Diller + Scofidio is an
award winning interdisciplinary studio combining art, architecture and the
performing arts. Elizabeth Diller is an Associate Professor of Architecture
at Princeton University and Ricardo Scofidio is professor of Architecture
at The Cooper Union. As well as winning a MacArthur Fellowship Award in1999,
they were also awarded a major 1999 grant from the National Endowment for
the Arts.

Blackfriars Station
London, England
Alsop Architects
The Thameslink 2000 project aims to provide greatly enhanced and badly needed mainline rail links across London from north to south. Thameslink 2000 will provide 24 trains every hour in each direction, over a route extending from Norfolk to Sussex, requiring a major investment in new tunnels, bridges, signaling and stations. As co-curator Paul Lewis explains the dynamic and innovative design for the new Blackfriars Station, whose main architectural feature is a roof made from a structure of glazed canopies, is a critical aspect of that plan. As an essential part of Londons Thames waterfront re-development, the platforms on Blackfriars Station are located not at the end of the bridge but on the very bridge itself. Lodged directly in the middle of the Thames, this project uses the bridge equally as destination, terminus, and a means of access. One arrives in town, thus, in the middle of the river.

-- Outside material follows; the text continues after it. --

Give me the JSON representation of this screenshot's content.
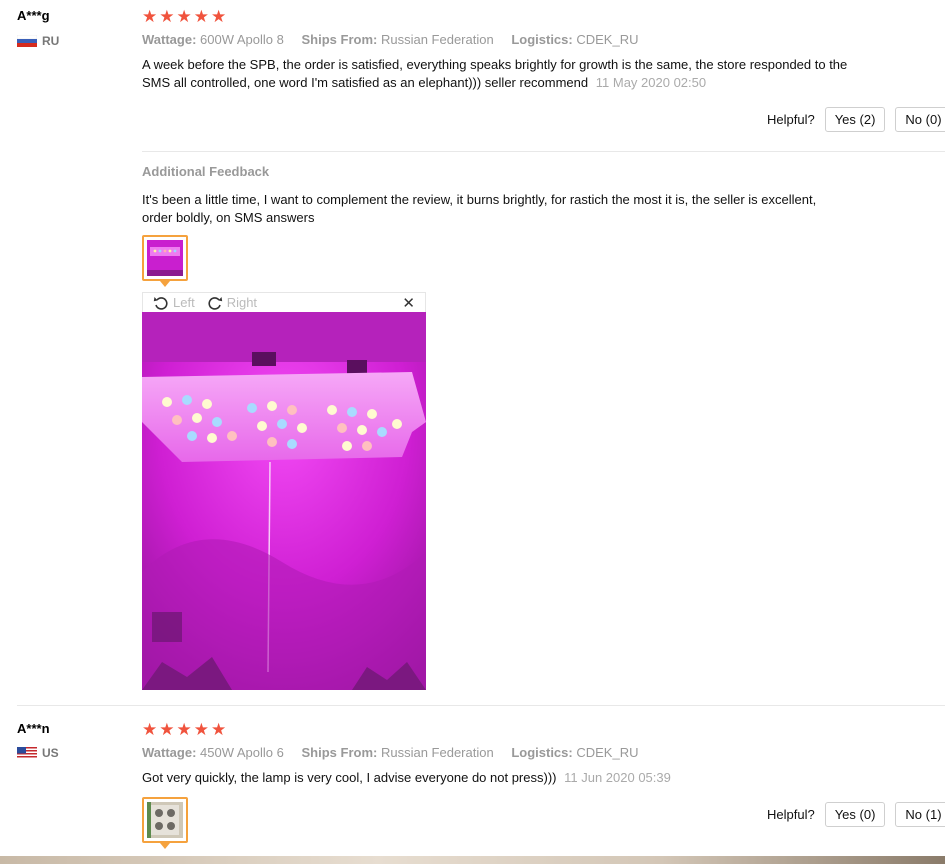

Alsop Architects is an award-winning architectural and planning practice with offices in London, Moscow and Hamburg. Will Alsop established the practice in London in 1979. The firm has a significant and diverse portfolio of clients. Most celebrated projects include the Regional Government Headquarters Building in Marseilles, France; the Hamburg Ferry terminal; the Cardiff Bay Visitor's Centre and a new Library and Media Centre in Peckham, London, for which they won the prestigious Stirling Award for Building of the Year awarded given by The Royal Institute of British Architects.